Cauchy-Shwarz inequality is as follows:
Theorem. \[\left(\sum a_i^2\right) \left(\sum b_i^2\right) \ge \left(\sum a_i b_i \right)^2\] with equality iff all \(a_i\) are identical, and all \(b_i\) are also identical.
To see why this is true, first note that equality indeed holds if there are \(a,b\) so that all \(a_i = a\) and all \(b_i = b\). Then, note that perturbations from this equality case increase the left hand side more.
ok, but now here’s the question from the book:
If we are only a little bit away from the equality case, can we give some sort of statement of the form “all \(a_i\)’s and \(b_i\)’s are pretty close to each other”?
More formally this is the problem:
Proposition. Fix \(n\ge 2\). Let \(a_1,\ldots, a_n\) be positive numbers satisfying \[\sum a_i \sum \frac{1}{a_i} \le (n+1 / 2)^2.\] Then, \(\max a_i \le 4 \min a_i\).
Proof.

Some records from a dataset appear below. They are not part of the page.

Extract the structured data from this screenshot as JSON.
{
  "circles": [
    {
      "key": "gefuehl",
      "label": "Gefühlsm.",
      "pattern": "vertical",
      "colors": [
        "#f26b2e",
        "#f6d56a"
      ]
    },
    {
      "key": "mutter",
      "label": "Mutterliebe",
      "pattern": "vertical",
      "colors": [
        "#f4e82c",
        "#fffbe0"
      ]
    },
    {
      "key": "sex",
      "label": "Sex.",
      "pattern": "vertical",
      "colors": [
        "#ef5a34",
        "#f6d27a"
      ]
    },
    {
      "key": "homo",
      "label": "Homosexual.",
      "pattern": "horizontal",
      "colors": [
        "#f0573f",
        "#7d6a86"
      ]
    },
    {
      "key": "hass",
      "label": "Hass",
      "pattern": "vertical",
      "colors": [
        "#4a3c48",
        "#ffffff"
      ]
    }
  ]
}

Assume for sake of contradiction that the proposition is false. Fix \(a_i\) constituting a counter example. Let \(x=\min a_i\) and let \(\epsilon\) be such that \(\max a_i = (4+\epsilon)x\).
For notational convenience let \(a_{n-1}=x, a_{n} =(4+\epsilon)x\).
Note that Cauchy shwarz says \[\left(\sum a_i\right) \sum \frac{1}{a_i} \ge n^{2},\] so we are pretty darn close to the equality case. This is why we suspect it is reasonable to find a bound on the multiplicative size of the range of \(a_i\).
We have \[\left(\sum a_i\right) \left(\sum \frac{1}{a_i}\right) = \left((5+\epsilon)x+ \sum_{i=1}^{n-2} a_i\right) \left(\frac{1}{x} + \frac{1}{(4+\epsilon)x} + \sum_{i=1}^{n-2} \frac{1}{a_i}\right)\]
By Cauchy Shwarz: \[\left((5+\epsilon)x+ \sum_{i=1}^{n-2} a_i\right) \left(\frac{1}{x} + \frac{1}{(4+\epsilon)x} + \sum_{i=1}^{n-2} \frac{1}{a_i}\right) \ge \left(n-2 + \sqrt{(5+\epsilon)(1+\frac{1}{4+\epsilon})}\right)^{2}.\] Optimizing the quadratic, we find that for apporpriately chosen \(\epsilon\) the expression would be larger than \((n+ 1/2)^{2}\), a contradiction.